On the dynamic computation of the model constant in delayed detached eddy simulation

The current work puts forth an implementation of a dynamic procedure to locally compute the value of the model constant CDES, as used in the eddy simulation branch of Delayed Detached Eddy Simulation ( DDES). Former DDES formulations [P. R. Spalart et al., A new version of detached-eddy simulation, resistant to ambiguous grid densities, Theor. Comput. Fluid Dyn. 20, 181 ( 2006); M. S. Gritskevich et al., Development of DDES and IDDES formulations for the k - omega shear stress transport model, Flow, Turbul. Combust. 88, 431 ( 2012)] are not conducive to the implementation of a dynamic procedure due to uncertainty as to what form the eddy viscosity expression takes in the eddy simulation branch.

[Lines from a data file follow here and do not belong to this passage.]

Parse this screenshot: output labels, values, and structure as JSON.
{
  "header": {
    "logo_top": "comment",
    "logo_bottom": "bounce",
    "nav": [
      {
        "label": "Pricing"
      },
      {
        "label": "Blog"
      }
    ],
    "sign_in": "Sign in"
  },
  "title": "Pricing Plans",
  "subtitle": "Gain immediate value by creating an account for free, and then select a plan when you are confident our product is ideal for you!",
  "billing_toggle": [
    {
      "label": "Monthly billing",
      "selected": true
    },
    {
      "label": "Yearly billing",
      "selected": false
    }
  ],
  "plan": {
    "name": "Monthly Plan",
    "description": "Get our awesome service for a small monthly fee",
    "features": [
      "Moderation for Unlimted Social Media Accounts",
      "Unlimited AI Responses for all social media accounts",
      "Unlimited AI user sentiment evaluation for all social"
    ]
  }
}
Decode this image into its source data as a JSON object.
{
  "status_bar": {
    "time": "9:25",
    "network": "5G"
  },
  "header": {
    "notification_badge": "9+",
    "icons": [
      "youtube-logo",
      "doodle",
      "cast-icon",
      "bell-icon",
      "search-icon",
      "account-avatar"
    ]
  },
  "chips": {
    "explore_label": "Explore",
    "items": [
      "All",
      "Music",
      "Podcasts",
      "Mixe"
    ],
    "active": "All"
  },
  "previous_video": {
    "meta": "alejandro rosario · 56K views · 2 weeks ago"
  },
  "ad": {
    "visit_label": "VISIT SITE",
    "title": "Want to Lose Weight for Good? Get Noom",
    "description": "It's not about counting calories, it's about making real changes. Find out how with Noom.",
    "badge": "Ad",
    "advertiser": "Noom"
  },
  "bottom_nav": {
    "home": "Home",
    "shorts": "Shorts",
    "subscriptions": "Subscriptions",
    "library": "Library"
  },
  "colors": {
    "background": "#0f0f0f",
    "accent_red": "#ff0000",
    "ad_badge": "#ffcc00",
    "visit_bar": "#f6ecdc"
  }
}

However, a recent, alternate formulation [K. R. Reddy et al., A DDES model with a Smagorinsky-type eddy viscosity formulation and log-layer mismatch correction, Int. J. Heat Fluid Flow 50, 103 ( 2014)] casts the eddy viscosity in a form that is similar to the Smagorinsky, LES ( Large Eddy Simulation) sub-grid viscosity. The resemblance to the Smagorinsky model allows the implementation of a dynamic procedure similar to that of Lilly [D. K. Lilly, A proposed modification of the Germano subgrid-scale closure method, Phys. Fluids A 4, 633 ( 1992)]. A limiting function is proposed which constrains the computed value of CDES, depending on the fineness of the grid and on the computed solution. (C) 2015 AIP Publishing LLC.